The Costa Rican monetary family is adding two new members. On Tuesday evening, Costa Rica’s Central Bank (BCCR) unveiled the new lineup of national bills, which includes denominations of ¢20,000 and ¢50,000, the two largest notes in the country’s history.
Within the next year, six new bills will go into circulation, including redesigned versions of the existing ¢1,000, ¢2,000, ¢5,000 and ¢10,000 notes, as well as the new ¢20,000 and ¢50,000 denominations.
According to Marvin Alvarado, the BCCR’s treasury director, the ¢20,000 note is the first bill slated to enter into circulation and will be distributed in August. Alvarado said the new ¢2,000 bill will be released in September, followed shortly by the ¢1,000, ¢5,000 and ¢10,000 notes. The ¢50,000 bill is expected to be released in early 2011.
Each of the new bills will have a different length, which will increase with the value of the bill. The bills will all be adorned with a unique design, including a different Costa Rican historical figure, ecosystem and color. The ¢20,000 note features a picture of María Isabel Carvajal, better known as Carmen Lyra, a renowned Costa Rican author and writer.
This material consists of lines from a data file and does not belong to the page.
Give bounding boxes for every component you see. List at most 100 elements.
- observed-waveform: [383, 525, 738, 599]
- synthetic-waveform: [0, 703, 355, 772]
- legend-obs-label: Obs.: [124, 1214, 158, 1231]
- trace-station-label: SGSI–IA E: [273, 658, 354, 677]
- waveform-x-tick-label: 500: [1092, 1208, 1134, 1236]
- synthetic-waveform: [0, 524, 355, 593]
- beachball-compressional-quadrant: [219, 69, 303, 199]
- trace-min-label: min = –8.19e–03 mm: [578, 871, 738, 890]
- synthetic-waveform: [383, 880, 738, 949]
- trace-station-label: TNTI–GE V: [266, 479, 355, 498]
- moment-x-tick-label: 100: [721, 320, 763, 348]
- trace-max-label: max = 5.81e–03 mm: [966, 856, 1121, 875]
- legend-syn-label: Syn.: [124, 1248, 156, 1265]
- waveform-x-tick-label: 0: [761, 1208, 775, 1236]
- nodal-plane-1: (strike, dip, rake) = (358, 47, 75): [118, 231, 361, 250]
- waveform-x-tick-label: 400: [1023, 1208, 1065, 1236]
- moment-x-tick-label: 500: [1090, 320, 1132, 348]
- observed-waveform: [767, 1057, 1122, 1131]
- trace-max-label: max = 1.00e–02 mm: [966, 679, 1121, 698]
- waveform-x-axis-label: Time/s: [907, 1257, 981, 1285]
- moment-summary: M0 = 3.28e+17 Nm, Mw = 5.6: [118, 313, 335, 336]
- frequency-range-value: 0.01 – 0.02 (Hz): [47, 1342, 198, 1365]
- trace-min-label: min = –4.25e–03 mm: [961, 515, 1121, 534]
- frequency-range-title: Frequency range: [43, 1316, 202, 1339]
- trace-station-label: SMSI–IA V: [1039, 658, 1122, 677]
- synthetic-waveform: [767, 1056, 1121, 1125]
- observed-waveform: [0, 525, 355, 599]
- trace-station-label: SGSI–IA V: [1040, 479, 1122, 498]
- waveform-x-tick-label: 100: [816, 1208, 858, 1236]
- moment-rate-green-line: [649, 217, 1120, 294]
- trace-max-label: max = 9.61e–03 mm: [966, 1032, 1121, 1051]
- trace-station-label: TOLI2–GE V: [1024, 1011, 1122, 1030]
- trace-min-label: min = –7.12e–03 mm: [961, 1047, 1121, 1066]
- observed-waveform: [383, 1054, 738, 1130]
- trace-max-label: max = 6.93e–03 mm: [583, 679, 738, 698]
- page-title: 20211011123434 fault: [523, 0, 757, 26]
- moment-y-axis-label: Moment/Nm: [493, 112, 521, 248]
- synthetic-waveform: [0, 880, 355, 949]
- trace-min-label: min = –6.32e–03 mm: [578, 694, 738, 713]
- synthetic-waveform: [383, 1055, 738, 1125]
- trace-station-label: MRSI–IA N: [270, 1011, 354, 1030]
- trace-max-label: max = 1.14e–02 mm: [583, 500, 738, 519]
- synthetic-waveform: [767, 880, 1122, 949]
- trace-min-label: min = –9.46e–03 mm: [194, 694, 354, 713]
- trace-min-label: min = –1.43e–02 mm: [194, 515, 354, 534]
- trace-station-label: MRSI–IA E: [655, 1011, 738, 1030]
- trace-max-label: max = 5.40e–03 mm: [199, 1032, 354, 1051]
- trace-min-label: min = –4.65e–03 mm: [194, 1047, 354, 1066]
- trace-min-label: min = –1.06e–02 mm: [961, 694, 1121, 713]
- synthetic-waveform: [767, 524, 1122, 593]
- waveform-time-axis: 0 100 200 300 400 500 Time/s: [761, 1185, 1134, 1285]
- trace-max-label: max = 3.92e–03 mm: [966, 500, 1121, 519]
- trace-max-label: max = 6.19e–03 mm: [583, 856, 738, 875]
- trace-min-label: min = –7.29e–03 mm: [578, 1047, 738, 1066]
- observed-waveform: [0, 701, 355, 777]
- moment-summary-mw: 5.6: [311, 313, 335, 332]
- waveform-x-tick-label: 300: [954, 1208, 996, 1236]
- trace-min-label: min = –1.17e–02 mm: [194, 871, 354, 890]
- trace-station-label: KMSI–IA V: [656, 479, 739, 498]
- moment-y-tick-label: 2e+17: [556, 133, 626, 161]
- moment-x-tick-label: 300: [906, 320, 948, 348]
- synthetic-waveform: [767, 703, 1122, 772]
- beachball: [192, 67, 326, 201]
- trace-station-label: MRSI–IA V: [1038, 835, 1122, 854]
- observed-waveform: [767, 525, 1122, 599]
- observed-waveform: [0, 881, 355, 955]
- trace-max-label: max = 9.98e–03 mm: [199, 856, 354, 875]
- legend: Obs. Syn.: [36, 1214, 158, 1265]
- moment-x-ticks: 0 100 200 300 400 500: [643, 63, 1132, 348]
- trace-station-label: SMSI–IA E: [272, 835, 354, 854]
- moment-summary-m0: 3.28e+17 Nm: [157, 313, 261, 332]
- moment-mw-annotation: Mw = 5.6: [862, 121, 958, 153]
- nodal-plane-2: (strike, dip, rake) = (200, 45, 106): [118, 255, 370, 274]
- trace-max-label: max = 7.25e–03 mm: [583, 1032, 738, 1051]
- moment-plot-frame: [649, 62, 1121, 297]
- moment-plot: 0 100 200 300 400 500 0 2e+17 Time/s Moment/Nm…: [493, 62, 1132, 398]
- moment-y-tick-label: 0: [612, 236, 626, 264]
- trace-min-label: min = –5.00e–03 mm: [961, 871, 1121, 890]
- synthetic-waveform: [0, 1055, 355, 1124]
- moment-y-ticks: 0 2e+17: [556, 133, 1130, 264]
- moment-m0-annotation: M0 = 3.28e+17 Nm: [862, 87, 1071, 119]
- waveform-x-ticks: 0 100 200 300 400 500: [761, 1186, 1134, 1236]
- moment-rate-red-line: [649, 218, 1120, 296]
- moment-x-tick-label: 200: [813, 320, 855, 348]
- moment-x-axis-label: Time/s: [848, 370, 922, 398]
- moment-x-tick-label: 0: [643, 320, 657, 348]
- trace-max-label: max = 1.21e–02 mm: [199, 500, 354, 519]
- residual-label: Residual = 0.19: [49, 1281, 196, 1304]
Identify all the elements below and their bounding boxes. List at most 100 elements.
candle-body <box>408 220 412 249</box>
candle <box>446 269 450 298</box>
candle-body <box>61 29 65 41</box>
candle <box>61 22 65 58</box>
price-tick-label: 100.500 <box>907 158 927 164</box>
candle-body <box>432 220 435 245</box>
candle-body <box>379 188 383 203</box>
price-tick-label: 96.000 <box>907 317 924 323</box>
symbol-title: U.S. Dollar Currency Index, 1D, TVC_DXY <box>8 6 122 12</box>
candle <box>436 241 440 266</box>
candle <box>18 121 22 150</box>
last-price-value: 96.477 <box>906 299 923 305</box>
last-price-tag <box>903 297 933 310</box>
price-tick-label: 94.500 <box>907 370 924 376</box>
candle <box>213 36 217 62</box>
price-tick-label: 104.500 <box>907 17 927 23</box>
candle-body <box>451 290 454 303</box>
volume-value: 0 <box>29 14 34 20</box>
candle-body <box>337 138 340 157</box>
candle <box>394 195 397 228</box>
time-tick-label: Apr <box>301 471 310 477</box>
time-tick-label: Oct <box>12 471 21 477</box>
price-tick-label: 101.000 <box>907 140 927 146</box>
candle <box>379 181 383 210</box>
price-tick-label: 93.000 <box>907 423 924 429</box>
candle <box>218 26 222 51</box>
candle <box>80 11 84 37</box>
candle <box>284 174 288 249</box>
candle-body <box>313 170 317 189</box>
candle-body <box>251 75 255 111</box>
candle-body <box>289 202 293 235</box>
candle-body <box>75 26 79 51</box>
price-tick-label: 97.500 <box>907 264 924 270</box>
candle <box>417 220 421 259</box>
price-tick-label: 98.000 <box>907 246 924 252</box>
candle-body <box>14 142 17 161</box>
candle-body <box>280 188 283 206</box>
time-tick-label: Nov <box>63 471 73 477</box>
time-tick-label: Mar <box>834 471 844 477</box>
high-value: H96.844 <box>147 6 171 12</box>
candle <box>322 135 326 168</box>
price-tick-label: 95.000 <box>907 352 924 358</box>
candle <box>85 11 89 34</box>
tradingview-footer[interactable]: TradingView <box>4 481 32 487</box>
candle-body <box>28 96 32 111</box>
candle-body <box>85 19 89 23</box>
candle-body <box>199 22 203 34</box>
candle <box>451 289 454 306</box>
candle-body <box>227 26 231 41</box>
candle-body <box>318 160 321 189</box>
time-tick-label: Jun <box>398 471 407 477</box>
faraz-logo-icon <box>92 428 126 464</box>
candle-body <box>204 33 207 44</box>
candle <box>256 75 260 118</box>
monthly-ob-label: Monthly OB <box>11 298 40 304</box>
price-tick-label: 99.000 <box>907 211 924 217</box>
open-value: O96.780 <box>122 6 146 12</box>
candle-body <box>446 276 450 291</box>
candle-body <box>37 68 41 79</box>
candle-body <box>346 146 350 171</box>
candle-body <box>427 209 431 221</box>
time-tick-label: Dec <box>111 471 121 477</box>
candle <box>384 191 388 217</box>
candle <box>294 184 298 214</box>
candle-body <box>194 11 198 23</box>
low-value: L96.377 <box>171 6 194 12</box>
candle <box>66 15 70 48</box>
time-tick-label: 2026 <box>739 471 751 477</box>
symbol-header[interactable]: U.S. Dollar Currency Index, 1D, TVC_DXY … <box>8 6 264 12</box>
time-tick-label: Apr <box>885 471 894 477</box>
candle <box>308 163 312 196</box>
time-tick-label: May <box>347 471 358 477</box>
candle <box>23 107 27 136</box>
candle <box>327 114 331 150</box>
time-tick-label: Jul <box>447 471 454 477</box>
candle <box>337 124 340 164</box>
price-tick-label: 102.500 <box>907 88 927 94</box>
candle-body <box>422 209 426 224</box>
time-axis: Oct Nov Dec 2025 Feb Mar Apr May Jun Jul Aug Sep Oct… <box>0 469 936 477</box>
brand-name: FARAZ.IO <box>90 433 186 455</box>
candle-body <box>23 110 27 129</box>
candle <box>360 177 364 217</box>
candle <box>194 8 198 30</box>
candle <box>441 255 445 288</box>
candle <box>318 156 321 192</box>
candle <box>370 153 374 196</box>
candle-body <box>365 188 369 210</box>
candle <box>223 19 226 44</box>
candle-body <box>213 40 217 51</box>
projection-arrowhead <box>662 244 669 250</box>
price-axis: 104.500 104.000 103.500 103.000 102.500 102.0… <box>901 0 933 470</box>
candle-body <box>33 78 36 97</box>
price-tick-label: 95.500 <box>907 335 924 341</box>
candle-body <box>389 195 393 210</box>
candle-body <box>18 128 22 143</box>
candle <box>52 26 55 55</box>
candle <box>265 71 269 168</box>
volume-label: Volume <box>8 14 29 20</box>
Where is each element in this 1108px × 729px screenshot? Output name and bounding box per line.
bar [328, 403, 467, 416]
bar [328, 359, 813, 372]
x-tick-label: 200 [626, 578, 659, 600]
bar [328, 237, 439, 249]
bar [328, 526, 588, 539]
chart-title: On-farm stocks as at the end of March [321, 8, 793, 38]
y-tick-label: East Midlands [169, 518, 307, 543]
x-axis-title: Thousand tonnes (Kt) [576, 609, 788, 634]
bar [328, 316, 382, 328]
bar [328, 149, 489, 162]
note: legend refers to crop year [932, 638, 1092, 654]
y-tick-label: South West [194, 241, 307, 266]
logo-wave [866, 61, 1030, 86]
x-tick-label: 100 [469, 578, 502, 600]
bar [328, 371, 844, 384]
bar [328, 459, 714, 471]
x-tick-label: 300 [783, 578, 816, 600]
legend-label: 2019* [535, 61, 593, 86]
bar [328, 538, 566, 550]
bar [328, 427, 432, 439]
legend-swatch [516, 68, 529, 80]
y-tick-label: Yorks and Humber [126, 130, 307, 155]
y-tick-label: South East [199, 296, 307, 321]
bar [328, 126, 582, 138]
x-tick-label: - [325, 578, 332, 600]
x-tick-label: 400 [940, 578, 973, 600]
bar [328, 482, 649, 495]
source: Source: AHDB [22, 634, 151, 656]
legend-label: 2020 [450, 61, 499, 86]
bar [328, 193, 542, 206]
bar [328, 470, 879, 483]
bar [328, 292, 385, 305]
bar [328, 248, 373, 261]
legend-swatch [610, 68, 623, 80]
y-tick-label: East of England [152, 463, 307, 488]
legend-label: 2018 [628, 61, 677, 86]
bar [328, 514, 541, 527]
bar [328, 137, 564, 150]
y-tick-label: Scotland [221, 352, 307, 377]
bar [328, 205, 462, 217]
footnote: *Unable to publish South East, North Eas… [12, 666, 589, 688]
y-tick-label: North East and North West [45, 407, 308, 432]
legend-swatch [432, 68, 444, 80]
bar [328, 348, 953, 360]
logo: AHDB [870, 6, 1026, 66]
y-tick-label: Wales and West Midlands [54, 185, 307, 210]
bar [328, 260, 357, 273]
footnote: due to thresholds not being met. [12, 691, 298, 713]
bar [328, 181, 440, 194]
The highland paramo ecosystem and a hummingbird are displayed on the back of the bill.
To protect against counterfeit bills, each bill will have an internal thread that runs its length, a small hologram image of Costa Rica that changes color, a watermark of the historical figure’s face, and fine background print that reads “Costa Rica” running the length of the bill.
Alvarado said the release of the larger ¢20,000 and ¢50,000 bills would help “reactivate the economy.” However, because some retailers and service providers, such as taxis and buses, rarely accept ¢10,000 bills, Alvarado said that users of the new bills should exhibit discretion.
“If I am going to the airport in a taxi, for example, I’m not going to attempt to pay he ¢100 toll with a ¢20,000 bill,” Alvarado told The Tico Times. “I would end up with more coins than I knew what to do with. People will have to learn to use the bigger bills in appropriate situations.”